In my several attempts to fix this I lost and regained and lost the mouse and keyboard, having to boot into the installer and use the terminal there to try and fix things. When I finally got back in Multibeast was failing again, with more kextcache errors (never the same number after them, no clues as to what kext(s) might be gumming up the works - it would just say that the application was using too many resources and kill the process). I finally just went to Multibeast - being that it's now a Cocoa app - said "Show Contents" dug down into the resources to the actual .pkg installers for the kexts I need, extracted them with Pacifist to the Extra/Extensions folder, ran the Kext Utility again to make sure permissions were right and the caches cleared. Crossed fingers, rebooted, and now here I am. There was one kext I hadn't installed manually and I ran Multibeast for that and it said "success" but if it was supposed to turn up in the Extra/Extensions folders (I don't know which ones can't), well, it didn't.
I don't know if this is a problem because of the update instead of the clean install, or if a clean install would have the same issues with Multibeast not working right? Now that I'm up and running, and my audio works, my network works, and my AppleID login to the Mac App Store worked for updates (which I gather has been an issue for some folks), I'm obviously reluctant to nuke the drive and do a clean install. But this was anything but a smooth update for me and I have no idea if Multibeast will ever work properly for kexts on my system now. Thankfully it installed Chameleon ok (the SECOND time).

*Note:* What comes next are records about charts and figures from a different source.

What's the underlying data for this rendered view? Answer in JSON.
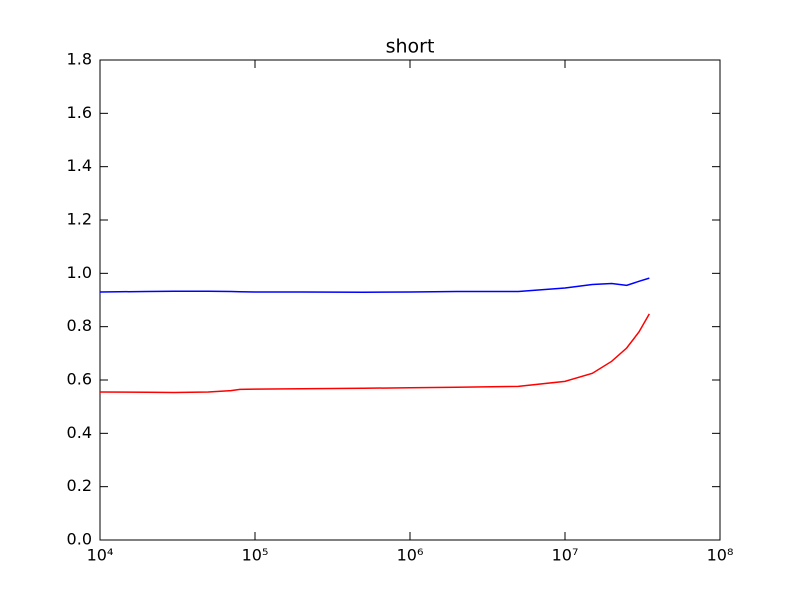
{
  "chart_data": {
    "type": "line",
    "title": "short",
    "xscale": "log",
    "x": [
      10000,
      20000,
      30000,
      50000,
      70000,
      80000,
      100000,
      200000,
      500000,
      1000000,
      2000000,
      5000000,
      10000000,
      15000000,
      20000000,
      25000000,
      30000000,
      35000000
    ],
    "series": [
      {
        "name": "blue",
        "color": "#0000ff",
        "values": [
          0.93,
          0.932,
          0.933,
          0.933,
          0.932,
          0.931,
          0.93,
          0.93,
          0.929,
          0.93,
          0.932,
          0.932,
          0.945,
          0.958,
          0.962,
          0.955,
          0.97,
          0.982
        ]
      },
      {
        "name": "red",
        "color": "#ff0000",
        "values": [
          0.555,
          0.554,
          0.553,
          0.555,
          0.56,
          0.565,
          0.566,
          0.567,
          0.569,
          0.571,
          0.573,
          0.576,
          0.595,
          0.625,
          0.67,
          0.72,
          0.78,
          0.848
        ]
      }
    ],
    "xlim": [
      10000,
      100000000
    ],
    "xticks": [
      {
        "value": 10000,
        "label": "10⁴"
      },
      {
        "value": 100000,
        "label": "10⁵"
      },
      {
        "value": 1000000,
        "label": "10⁶"
      },
      {
        "value": 10000000,
        "label": "10⁷"
      },
      {
        "value": 100000000,
        "label": "10⁸"
      }
    ],
    "ylim": [
      0,
      1.8
    ],
    "yticks": [
      {
        "value": 0,
        "label": "0.0"
      },
      0.2,
      0.4,
      0.6,
      0.8,
      {
        "value": 1,
        "label": "1.0"
      },
      1.2,
      1.4,
      1.6,
      1.8
    ],
    "grid": false
  }
}
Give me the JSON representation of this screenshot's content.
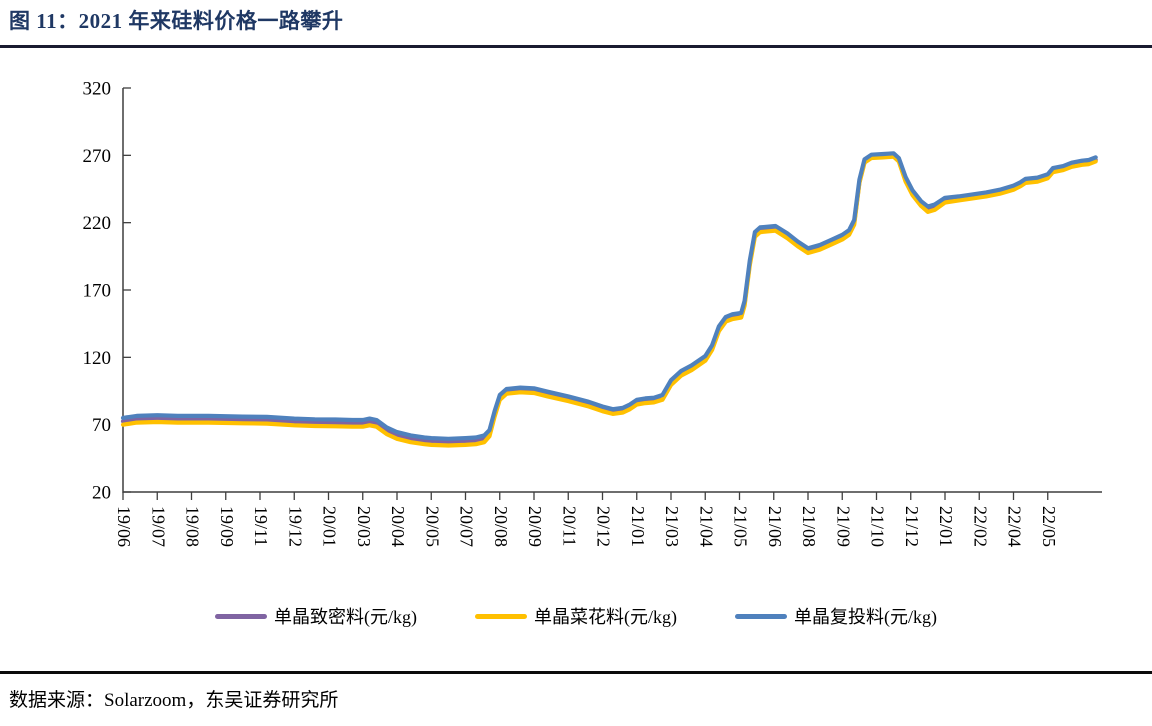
{
  "title": "图 11：2021 年来硅料价格一路攀升",
  "source": "数据来源：Solarzoom，东吴证券研究所",
  "chart_data": {
    "type": "line",
    "title": "图 11：2021 年来硅料价格一路攀升",
    "xlabel": "",
    "ylabel": "",
    "unit": "元/kg",
    "ylim": [
      20,
      320
    ],
    "yticks": [
      20,
      70,
      120,
      170,
      220,
      270,
      320
    ],
    "grid": false,
    "legend_position": "bottom",
    "x_labels": [
      "19/06",
      "19/07",
      "19/08",
      "19/09",
      "19/11",
      "19/12",
      "20/01",
      "20/03",
      "20/04",
      "20/05",
      "20/07",
      "20/08",
      "20/09",
      "20/11",
      "20/12",
      "21/01",
      "21/03",
      "21/04",
      "21/05",
      "21/06",
      "21/08",
      "21/09",
      "21/10",
      "21/12",
      "22/01",
      "22/02",
      "22/04",
      "22/05"
    ],
    "series": [
      {
        "name": "单晶致密料(元/kg)",
        "color": "#8064A2",
        "points": [
          [
            0,
            72.5
          ],
          [
            0.4,
            74
          ],
          [
            1,
            74.5
          ],
          [
            1.6,
            74
          ],
          [
            2.5,
            74
          ],
          [
            3.5,
            73.5
          ],
          [
            4.2,
            73.3
          ],
          [
            5,
            72
          ],
          [
            5.6,
            71.5
          ],
          [
            6.2,
            71.3
          ],
          [
            6.7,
            71
          ],
          [
            7,
            71
          ],
          [
            7.2,
            72
          ],
          [
            7.4,
            71
          ],
          [
            7.7,
            65.5
          ],
          [
            8,
            62
          ],
          [
            8.4,
            59.5
          ],
          [
            8.8,
            58
          ],
          [
            9,
            57.5
          ],
          [
            9.5,
            57
          ],
          [
            10,
            57.5
          ],
          [
            10.3,
            58
          ],
          [
            10.55,
            59.5
          ],
          [
            10.7,
            64
          ],
          [
            10.85,
            78
          ],
          [
            11,
            90
          ],
          [
            11.2,
            94.5
          ],
          [
            11.6,
            95.5
          ],
          [
            12,
            95
          ],
          [
            12.4,
            92.5
          ],
          [
            13,
            89
          ],
          [
            13.6,
            85
          ],
          [
            14,
            81.5
          ],
          [
            14.3,
            79.5
          ],
          [
            14.6,
            80.5
          ],
          [
            14.8,
            83
          ],
          [
            15,
            86.5
          ],
          [
            15.25,
            87.5
          ],
          [
            15.5,
            88
          ],
          [
            15.75,
            90
          ],
          [
            16,
            101
          ],
          [
            16.3,
            108
          ],
          [
            16.6,
            112
          ],
          [
            17,
            119
          ],
          [
            17.2,
            127
          ],
          [
            17.4,
            141
          ],
          [
            17.6,
            148
          ],
          [
            17.8,
            150
          ],
          [
            18.05,
            151
          ],
          [
            18.15,
            160
          ],
          [
            18.3,
            190
          ],
          [
            18.45,
            211
          ],
          [
            18.6,
            214.5
          ],
          [
            19.05,
            215.5
          ],
          [
            19.4,
            210
          ],
          [
            19.7,
            204
          ],
          [
            20,
            199
          ],
          [
            20.35,
            201.5
          ],
          [
            20.7,
            205.5
          ],
          [
            21,
            209
          ],
          [
            21.2,
            212.5
          ],
          [
            21.35,
            220
          ],
          [
            21.5,
            250
          ],
          [
            21.65,
            265
          ],
          [
            21.85,
            268.5
          ],
          [
            22.2,
            269
          ],
          [
            22.5,
            269.5
          ],
          [
            22.65,
            266
          ],
          [
            22.85,
            252
          ],
          [
            23.05,
            242
          ],
          [
            23.3,
            234
          ],
          [
            23.5,
            230
          ],
          [
            23.7,
            231.5
          ],
          [
            24,
            236.5
          ],
          [
            24.4,
            237.5
          ],
          [
            24.8,
            239
          ],
          [
            25.2,
            240.5
          ],
          [
            25.6,
            242.5
          ],
          [
            26,
            245.5
          ],
          [
            26.2,
            248
          ],
          [
            26.35,
            250.5
          ],
          [
            26.7,
            251.5
          ],
          [
            27,
            254
          ],
          [
            27.15,
            258.5
          ],
          [
            27.45,
            260
          ],
          [
            27.7,
            262.5
          ],
          [
            28,
            264
          ],
          [
            28.2,
            264.5
          ],
          [
            28.4,
            266.5
          ]
        ]
      },
      {
        "name": "单晶菜花料(元/kg)",
        "color": "#FFC000",
        "points": [
          [
            0,
            70
          ],
          [
            0.4,
            71.5
          ],
          [
            1,
            72
          ],
          [
            1.6,
            71.5
          ],
          [
            2.5,
            71.5
          ],
          [
            3.5,
            71
          ],
          [
            4.2,
            70.8
          ],
          [
            5,
            69.5
          ],
          [
            5.6,
            69
          ],
          [
            6.2,
            68.8
          ],
          [
            6.7,
            68.5
          ],
          [
            7,
            68.5
          ],
          [
            7.2,
            69.5
          ],
          [
            7.4,
            68.5
          ],
          [
            7.7,
            63
          ],
          [
            8,
            59.5
          ],
          [
            8.4,
            57
          ],
          [
            8.8,
            55.5
          ],
          [
            9,
            55
          ],
          [
            9.5,
            54.5
          ],
          [
            10,
            55
          ],
          [
            10.3,
            55.5
          ],
          [
            10.55,
            57
          ],
          [
            10.7,
            61.5
          ],
          [
            10.85,
            76
          ],
          [
            11,
            88.5
          ],
          [
            11.2,
            93
          ],
          [
            11.6,
            94
          ],
          [
            12,
            93.5
          ],
          [
            12.4,
            91
          ],
          [
            13,
            87.5
          ],
          [
            13.6,
            83.5
          ],
          [
            14,
            80
          ],
          [
            14.3,
            78
          ],
          [
            14.6,
            79
          ],
          [
            14.8,
            81.5
          ],
          [
            15,
            85
          ],
          [
            15.25,
            86
          ],
          [
            15.5,
            86.5
          ],
          [
            15.75,
            88.5
          ],
          [
            16,
            99.5
          ],
          [
            16.3,
            106.5
          ],
          [
            16.6,
            110.5
          ],
          [
            17,
            117.5
          ],
          [
            17.2,
            125.5
          ],
          [
            17.4,
            139.5
          ],
          [
            17.6,
            146.5
          ],
          [
            17.8,
            148.5
          ],
          [
            18.05,
            149.5
          ],
          [
            18.15,
            158.5
          ],
          [
            18.3,
            188.5
          ],
          [
            18.45,
            209.5
          ],
          [
            18.6,
            213
          ],
          [
            19.05,
            214
          ],
          [
            19.4,
            208.5
          ],
          [
            19.7,
            202.5
          ],
          [
            20,
            197.5
          ],
          [
            20.35,
            200
          ],
          [
            20.7,
            204
          ],
          [
            21,
            207.5
          ],
          [
            21.2,
            211
          ],
          [
            21.35,
            218.5
          ],
          [
            21.5,
            249.5
          ],
          [
            21.65,
            264.5
          ],
          [
            21.85,
            268
          ],
          [
            22.2,
            268.5
          ],
          [
            22.5,
            269
          ],
          [
            22.65,
            265.5
          ],
          [
            22.85,
            250.5
          ],
          [
            23.05,
            240.5
          ],
          [
            23.3,
            232.5
          ],
          [
            23.5,
            228
          ],
          [
            23.7,
            229.5
          ],
          [
            24,
            235
          ],
          [
            24.4,
            236.5
          ],
          [
            24.8,
            238
          ],
          [
            25.2,
            239.5
          ],
          [
            25.6,
            241.5
          ],
          [
            26,
            244.5
          ],
          [
            26.2,
            247
          ],
          [
            26.35,
            249.5
          ],
          [
            26.7,
            250.5
          ],
          [
            27,
            253
          ],
          [
            27.15,
            257.5
          ],
          [
            27.45,
            259
          ],
          [
            27.7,
            261.5
          ],
          [
            28,
            263
          ],
          [
            28.2,
            263.5
          ],
          [
            28.4,
            265.5
          ]
        ]
      },
      {
        "name": "单晶复投料(元/kg)",
        "color": "#4F81BD",
        "points": [
          [
            0,
            75
          ],
          [
            0.4,
            76.5
          ],
          [
            1,
            77
          ],
          [
            1.6,
            76.5
          ],
          [
            2.5,
            76.5
          ],
          [
            3.5,
            76
          ],
          [
            4.2,
            75.8
          ],
          [
            5,
            74.5
          ],
          [
            5.6,
            74
          ],
          [
            6.2,
            73.8
          ],
          [
            6.7,
            73.5
          ],
          [
            7,
            73.5
          ],
          [
            7.2,
            74.5
          ],
          [
            7.4,
            73.5
          ],
          [
            7.7,
            68
          ],
          [
            8,
            64.5
          ],
          [
            8.4,
            62
          ],
          [
            8.8,
            60.5
          ],
          [
            9,
            60
          ],
          [
            9.5,
            59.5
          ],
          [
            10,
            60
          ],
          [
            10.3,
            60.5
          ],
          [
            10.55,
            62
          ],
          [
            10.7,
            66
          ],
          [
            10.85,
            80
          ],
          [
            11,
            92
          ],
          [
            11.2,
            96.5
          ],
          [
            11.6,
            97.5
          ],
          [
            12,
            97
          ],
          [
            12.4,
            94.5
          ],
          [
            13,
            91
          ],
          [
            13.6,
            87
          ],
          [
            14,
            83.5
          ],
          [
            14.3,
            81.5
          ],
          [
            14.6,
            82.5
          ],
          [
            14.8,
            85
          ],
          [
            15,
            88.5
          ],
          [
            15.25,
            89.5
          ],
          [
            15.5,
            90
          ],
          [
            15.75,
            92
          ],
          [
            16,
            103
          ],
          [
            16.3,
            110
          ],
          [
            16.6,
            114
          ],
          [
            17,
            121
          ],
          [
            17.2,
            129
          ],
          [
            17.4,
            143
          ],
          [
            17.6,
            150
          ],
          [
            17.8,
            152
          ],
          [
            18.05,
            153
          ],
          [
            18.15,
            162
          ],
          [
            18.3,
            192
          ],
          [
            18.45,
            213
          ],
          [
            18.6,
            216.5
          ],
          [
            19.05,
            217.5
          ],
          [
            19.4,
            212
          ],
          [
            19.7,
            206
          ],
          [
            20,
            201
          ],
          [
            20.35,
            203.5
          ],
          [
            20.7,
            207.5
          ],
          [
            21,
            211
          ],
          [
            21.2,
            214.5
          ],
          [
            21.35,
            222
          ],
          [
            21.5,
            252
          ],
          [
            21.65,
            267
          ],
          [
            21.85,
            270.5
          ],
          [
            22.2,
            271
          ],
          [
            22.5,
            271.5
          ],
          [
            22.65,
            268
          ],
          [
            22.85,
            254
          ],
          [
            23.05,
            244
          ],
          [
            23.3,
            236
          ],
          [
            23.5,
            232
          ],
          [
            23.7,
            233.5
          ],
          [
            24,
            238.5
          ],
          [
            24.4,
            239.5
          ],
          [
            24.8,
            241
          ],
          [
            25.2,
            242.5
          ],
          [
            25.6,
            244.5
          ],
          [
            26,
            247.5
          ],
          [
            26.2,
            250
          ],
          [
            26.35,
            252.5
          ],
          [
            26.7,
            253.5
          ],
          [
            27,
            256
          ],
          [
            27.15,
            260.5
          ],
          [
            27.45,
            262
          ],
          [
            27.7,
            264.5
          ],
          [
            28,
            266
          ],
          [
            28.2,
            266.5
          ],
          [
            28.4,
            268.5
          ]
        ]
      }
    ]
  }
}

I also have no idea if sleep/hibernate stuff works. I let my monitor go to sleep after 15 minutes of inactivity but I never let my computer have a rest. In my experience (across Windows, Linux, and OS X) waking computers from hibernation has often been a problem so I just don't let my systems go there.
So this was anything but a smooth upgrade for me. That said, it was still better than my first Hackintosh running Leopard on an AMD processor (what a nightmare that thing was). I'm nothing if not persistent.